Participation and Postponed Retirement in Central and Eastern Europe
DOI:
https://doi.org/10.21543/WP.2019.31Keywords:
effective retirement age, expansion of education, period and cohort life expectancy, Central and Eastern EuropeAbstract
This paper shows how the effective retirement age rose in eight countries of Central and Eastern Europe (Estonia, Latvia, Lithuania, Poland, the Czech Republic, Slovakia, Hungary, and Slovenia) between the mid-1990s and the mid-2010s. It finds that the increase was fast enough to keep life expectancies at the effective retirement age practically unchanged. Every day an average worker of the region got closer to the effective retirement age by only 18.4 hours, instead of 24, because the effective retirement age was moving. In effect, the labor market absorbed all improvements in life expectancies in older working ages. The paper also shows how the educational composition in older working age, specifically in the 55–64-year-old age bracket, improved over the same period, establishing the growth of the effective retirement age.
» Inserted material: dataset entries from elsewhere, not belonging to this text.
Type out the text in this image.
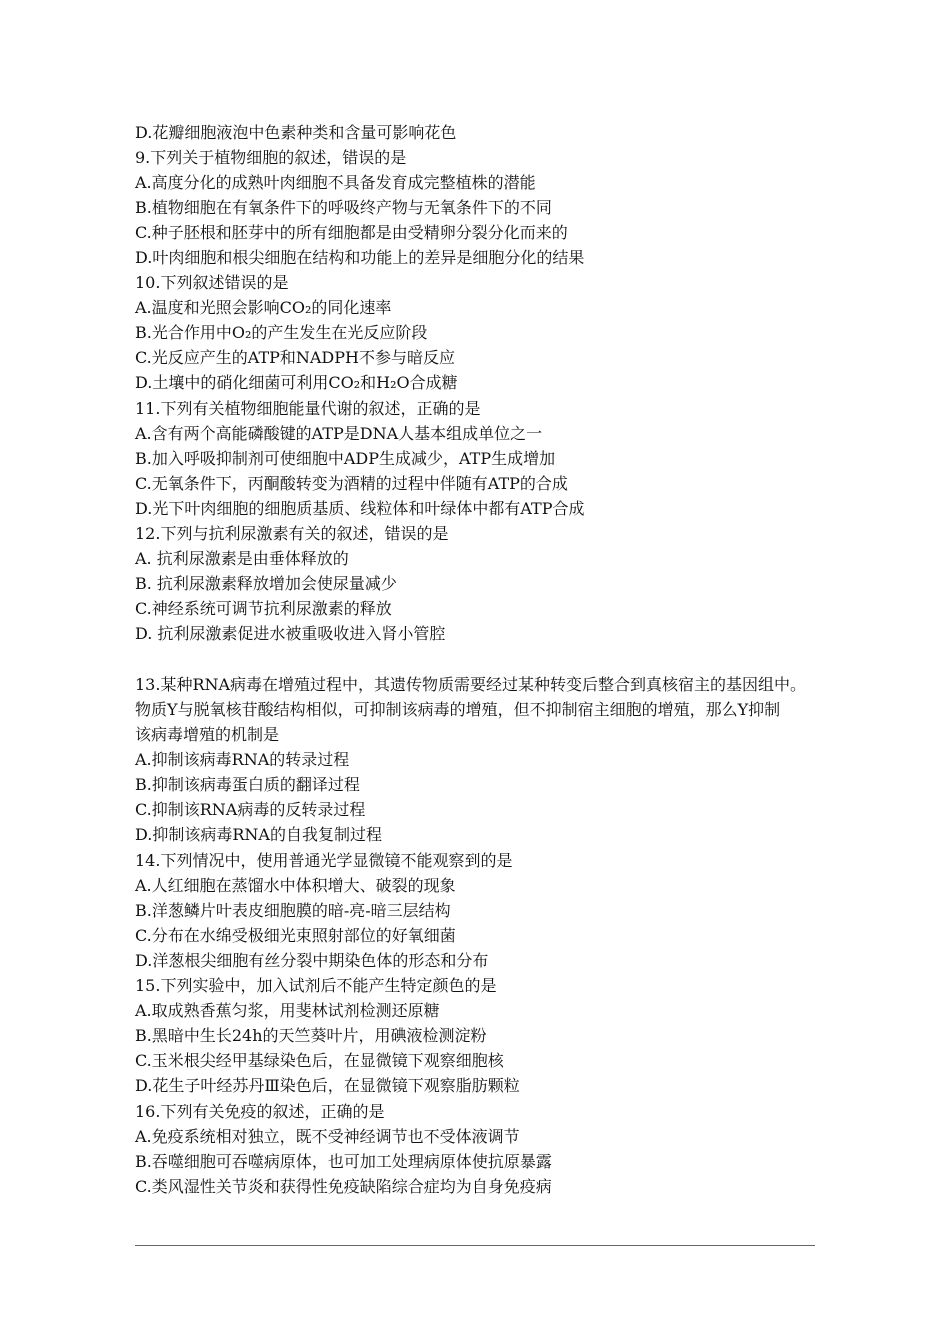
D.花瓣细胞液泡中色素种类和含量可影响花色
9.下列关于植物细胞的叙述，错误的是
A.高度分化的成熟叶肉细胞不具备发育成完整植株的潜能
B.植物细胞在有氧条件下的呼吸终产物与无氧条件下的不同
C.种子胚根和胚芽中的所有细胞都是由受精卵分裂分化而来的
D.叶肉细胞和根尖细胞在结构和功能上的差异是细胞分化的结果
10.下列叙述错误的是
A.温度和光照会影响CO₂的同化速率
B.光合作用中O₂的产生发生在光反应阶段
C.光反应产生的ATP和NADPH不参与暗反应
D.土壤中的硝化细菌可利用CO₂和H₂O合成糖
11.下列有关植物细胞能量代谢的叙述，正确的是
A.含有两个高能磷酸键的ATP是DNA人基本组成单位之一
B.加入呼吸抑制剂可使细胞中ADP生成减少，ATP生成增加
C.无氧条件下，丙酮酸转变为酒精的过程中伴随有ATP的合成
D.光下叶肉细胞的细胞质基质、线粒体和叶绿体中都有ATP合成
12.下列与抗利尿激素有关的叙述，错误的是
A. 抗利尿激素是由垂体释放的
B. 抗利尿激素释放增加会使尿量减少
C.神经系统可调节抗利尿激素的释放
D. 抗利尿激素促进水被重吸收进入肾小管腔
13.某种RNA病毒在增殖过程中，其遗传物质需要经过某种转变后整合到真核宿主的基因组中。
物质Y与脱氧核苷酸结构相似，可抑制该病毒的增殖，但不抑制宿主细胞的增殖，那么Y抑制
该病毒增殖的机制是
A.抑制该病毒RNA的转录过程
B.抑制该病毒蛋白质的翻译过程
C.抑制该RNA病毒的反转录过程
D.抑制该病毒RNA的自我复制过程
14.下列情况中，使用普通光学显微镜不能观察到的是
A.人红细胞在蒸馏水中体积增大、破裂的现象
B.洋葱鳞片叶表皮细胞膜的暗-亮-暗三层结构
C.分布在水绵受极细光束照射部位的好氧细菌
D.洋葱根尖细胞有丝分裂中期染色体的形态和分布
15.下列实验中，加入试剂后不能产生特定颜色的是
A.取成熟香蕉匀浆，用斐林试剂检测还原糖
B.黑暗中生长24h的天竺葵叶片，用碘液检测淀粉
C.玉米根尖经甲基绿染色后，在显微镜下观察细胞核
D.花生子叶经苏丹Ⅲ染色后，在显微镜下观察脂肪颗粒
16.下列有关免疫的叙述，正确的是
A.免疫系统相对独立，既不受神经调节也不受体液调节
B.吞噬细胞可吞噬病原体，也可加工处理病原体使抗原暴露
C.类风湿性关节炎和获得性免疫缺陷综合症均为自身免疫病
This relatively recent shift is traced back to human capital investments made decades before, specifically the spread of secondary education starting in the 1960s. Finally, the paper shows that maintaining the current life expectancies at retirement over the next 30 years requires less effort in terms of further raising the effective retirement age than what the region achieved in this respect in the last 15 years. Since the countries discussed improved their education systems in recent decades by expanding tertiary enrollment among currently young cohorts, an additional increase in the effective retirement age in the future can be expected, possibly even fending off most of the potentially negative effects of declining mortality.